We have a column family which stores incoming requests, and we would like to perform some analytics on that data using Hadoop. The analytic results should be available pretty soon, not realtime, but within an hour or so.
So we store the current hour number (calculated from timestamp) as a "partition number" field with secondary index.
Currently it looks like this (I skipped a few columns to avoid unnecessary details):
CREATE TABLE requests (
request_id UUID PRIMARY KEY,
CREATE INDEX ON requests(partition_number);
Every hour we launch Hadoop jobs to process data for previous hour, so Hadoop performs query over the indexed "partition_number" column.
Currently having several million rows I observe very poor performance of such queries, and realize that secondary index on the field with high cardinality is a bad idea. However, I don't see good alternatives so far.
I was considering creating a temp column family every hour, write data there, process it with Hadoop next hour and throw it away, however there is a limitation - we need to store the raw incoming data, as in the future we'll have to provide new types of analytic reports.

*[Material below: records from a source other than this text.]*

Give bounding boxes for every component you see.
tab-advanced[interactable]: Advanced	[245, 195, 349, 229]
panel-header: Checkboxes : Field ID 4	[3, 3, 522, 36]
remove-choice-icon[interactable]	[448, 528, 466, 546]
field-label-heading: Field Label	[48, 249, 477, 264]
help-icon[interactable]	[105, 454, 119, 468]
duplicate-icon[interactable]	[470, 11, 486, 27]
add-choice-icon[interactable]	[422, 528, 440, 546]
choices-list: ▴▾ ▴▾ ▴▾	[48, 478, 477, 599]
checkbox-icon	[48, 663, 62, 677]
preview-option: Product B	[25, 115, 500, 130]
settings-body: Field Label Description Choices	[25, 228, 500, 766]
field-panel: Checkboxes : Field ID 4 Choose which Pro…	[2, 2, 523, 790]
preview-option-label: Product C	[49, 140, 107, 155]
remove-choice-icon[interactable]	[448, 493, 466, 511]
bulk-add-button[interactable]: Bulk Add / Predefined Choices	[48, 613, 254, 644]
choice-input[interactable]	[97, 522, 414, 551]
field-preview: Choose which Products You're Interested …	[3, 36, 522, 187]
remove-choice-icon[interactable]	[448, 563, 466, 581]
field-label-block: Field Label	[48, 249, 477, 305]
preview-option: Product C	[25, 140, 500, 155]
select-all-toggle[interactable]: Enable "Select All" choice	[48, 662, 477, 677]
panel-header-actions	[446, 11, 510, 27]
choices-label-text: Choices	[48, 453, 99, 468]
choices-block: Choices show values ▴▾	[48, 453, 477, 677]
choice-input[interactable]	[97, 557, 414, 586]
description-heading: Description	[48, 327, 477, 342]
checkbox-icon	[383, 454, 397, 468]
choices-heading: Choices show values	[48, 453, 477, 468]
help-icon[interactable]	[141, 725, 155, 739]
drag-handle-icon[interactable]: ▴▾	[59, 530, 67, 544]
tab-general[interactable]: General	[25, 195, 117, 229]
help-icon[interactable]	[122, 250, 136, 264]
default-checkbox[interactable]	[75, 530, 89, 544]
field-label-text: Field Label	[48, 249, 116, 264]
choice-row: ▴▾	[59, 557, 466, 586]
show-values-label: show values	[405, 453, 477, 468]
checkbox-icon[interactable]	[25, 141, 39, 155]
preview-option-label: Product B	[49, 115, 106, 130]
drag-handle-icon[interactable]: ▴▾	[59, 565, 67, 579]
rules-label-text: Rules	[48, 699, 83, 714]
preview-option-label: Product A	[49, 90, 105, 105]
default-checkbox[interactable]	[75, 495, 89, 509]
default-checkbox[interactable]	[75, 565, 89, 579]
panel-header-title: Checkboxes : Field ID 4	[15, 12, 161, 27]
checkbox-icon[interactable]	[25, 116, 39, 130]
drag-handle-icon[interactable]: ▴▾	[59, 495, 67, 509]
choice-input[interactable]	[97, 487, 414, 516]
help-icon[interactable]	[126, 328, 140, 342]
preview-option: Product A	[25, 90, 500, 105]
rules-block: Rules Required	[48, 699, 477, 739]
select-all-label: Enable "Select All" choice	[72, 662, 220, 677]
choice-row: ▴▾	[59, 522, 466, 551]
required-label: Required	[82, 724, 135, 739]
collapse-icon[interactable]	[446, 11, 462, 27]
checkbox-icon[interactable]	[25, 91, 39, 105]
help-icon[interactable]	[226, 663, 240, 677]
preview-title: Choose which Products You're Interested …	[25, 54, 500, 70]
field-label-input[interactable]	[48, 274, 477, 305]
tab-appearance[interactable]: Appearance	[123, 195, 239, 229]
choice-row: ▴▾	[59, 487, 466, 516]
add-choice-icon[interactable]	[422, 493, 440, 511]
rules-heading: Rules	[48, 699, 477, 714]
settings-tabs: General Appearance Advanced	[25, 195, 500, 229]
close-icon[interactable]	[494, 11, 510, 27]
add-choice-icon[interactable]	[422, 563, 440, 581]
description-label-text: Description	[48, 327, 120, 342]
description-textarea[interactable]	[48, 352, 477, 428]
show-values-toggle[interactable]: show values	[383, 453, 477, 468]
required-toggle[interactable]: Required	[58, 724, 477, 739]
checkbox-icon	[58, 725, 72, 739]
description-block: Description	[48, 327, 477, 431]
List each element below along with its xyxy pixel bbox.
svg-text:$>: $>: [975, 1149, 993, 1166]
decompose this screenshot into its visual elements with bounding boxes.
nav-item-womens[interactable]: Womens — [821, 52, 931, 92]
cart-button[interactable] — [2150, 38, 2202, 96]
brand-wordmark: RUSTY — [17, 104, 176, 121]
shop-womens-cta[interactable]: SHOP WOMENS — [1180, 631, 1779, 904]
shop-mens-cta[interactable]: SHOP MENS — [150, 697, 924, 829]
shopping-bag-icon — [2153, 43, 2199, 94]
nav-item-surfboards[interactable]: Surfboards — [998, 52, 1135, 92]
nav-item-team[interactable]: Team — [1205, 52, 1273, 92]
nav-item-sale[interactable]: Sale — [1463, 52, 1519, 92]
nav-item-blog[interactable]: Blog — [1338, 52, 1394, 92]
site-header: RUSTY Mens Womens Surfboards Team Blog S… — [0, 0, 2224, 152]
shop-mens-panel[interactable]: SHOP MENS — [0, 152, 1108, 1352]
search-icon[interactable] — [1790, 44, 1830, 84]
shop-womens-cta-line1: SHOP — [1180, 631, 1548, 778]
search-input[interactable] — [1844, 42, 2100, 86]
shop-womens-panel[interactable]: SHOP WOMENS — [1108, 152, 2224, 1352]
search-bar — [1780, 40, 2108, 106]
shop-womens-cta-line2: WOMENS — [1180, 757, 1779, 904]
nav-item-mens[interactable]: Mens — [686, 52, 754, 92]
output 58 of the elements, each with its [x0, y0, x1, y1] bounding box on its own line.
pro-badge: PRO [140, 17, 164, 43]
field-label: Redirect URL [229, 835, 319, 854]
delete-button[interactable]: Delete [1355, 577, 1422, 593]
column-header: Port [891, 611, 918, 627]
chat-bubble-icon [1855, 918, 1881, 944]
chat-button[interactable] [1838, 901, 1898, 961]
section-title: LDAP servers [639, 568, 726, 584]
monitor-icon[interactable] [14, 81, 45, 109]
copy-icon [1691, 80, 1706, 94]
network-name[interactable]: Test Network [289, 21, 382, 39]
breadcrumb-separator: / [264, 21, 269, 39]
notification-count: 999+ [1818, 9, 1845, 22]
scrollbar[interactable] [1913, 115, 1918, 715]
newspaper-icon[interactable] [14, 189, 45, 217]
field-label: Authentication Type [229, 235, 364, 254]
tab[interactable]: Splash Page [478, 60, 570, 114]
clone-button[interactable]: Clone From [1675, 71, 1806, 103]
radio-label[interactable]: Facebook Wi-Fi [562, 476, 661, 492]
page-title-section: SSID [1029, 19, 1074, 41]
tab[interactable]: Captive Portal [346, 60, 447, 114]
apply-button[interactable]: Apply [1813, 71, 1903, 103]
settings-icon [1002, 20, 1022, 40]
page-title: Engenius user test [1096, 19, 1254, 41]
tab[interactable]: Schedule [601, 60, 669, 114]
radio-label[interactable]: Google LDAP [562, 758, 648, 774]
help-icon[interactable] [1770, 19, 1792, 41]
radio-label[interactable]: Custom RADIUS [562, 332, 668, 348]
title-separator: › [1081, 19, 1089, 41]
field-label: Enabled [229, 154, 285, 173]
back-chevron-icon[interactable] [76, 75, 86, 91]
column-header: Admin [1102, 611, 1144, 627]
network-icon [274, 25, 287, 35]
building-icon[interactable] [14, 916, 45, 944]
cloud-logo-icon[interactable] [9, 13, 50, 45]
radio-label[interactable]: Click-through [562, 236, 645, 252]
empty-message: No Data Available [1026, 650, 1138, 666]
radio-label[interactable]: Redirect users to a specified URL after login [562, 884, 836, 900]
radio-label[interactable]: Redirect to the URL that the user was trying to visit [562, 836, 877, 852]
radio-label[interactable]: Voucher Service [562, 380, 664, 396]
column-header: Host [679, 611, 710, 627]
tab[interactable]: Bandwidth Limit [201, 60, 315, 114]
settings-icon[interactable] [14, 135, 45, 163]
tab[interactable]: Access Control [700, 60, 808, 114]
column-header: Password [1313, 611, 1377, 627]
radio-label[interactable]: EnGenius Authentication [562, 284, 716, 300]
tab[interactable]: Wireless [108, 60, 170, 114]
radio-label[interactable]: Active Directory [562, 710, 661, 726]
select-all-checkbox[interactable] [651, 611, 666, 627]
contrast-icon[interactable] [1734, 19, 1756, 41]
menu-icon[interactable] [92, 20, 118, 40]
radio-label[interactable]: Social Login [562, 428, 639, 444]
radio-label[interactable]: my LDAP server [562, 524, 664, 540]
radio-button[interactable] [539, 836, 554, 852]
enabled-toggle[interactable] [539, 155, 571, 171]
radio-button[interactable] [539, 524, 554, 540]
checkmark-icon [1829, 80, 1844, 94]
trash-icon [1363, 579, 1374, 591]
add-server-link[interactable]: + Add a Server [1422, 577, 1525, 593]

So my questions are the following:
1. Does the approach with hourly running Hadoop jobs is solid for the near-realtime analytics (when results should be available within 1 hour), or it's better to take a look at Storm and something like that?
2. What's the recommended data schema to store events "sharded" by hour, with further possibility to quickly retrieve them by hour? (assuming the hourly amount of data is big enough to fit in one wide row.)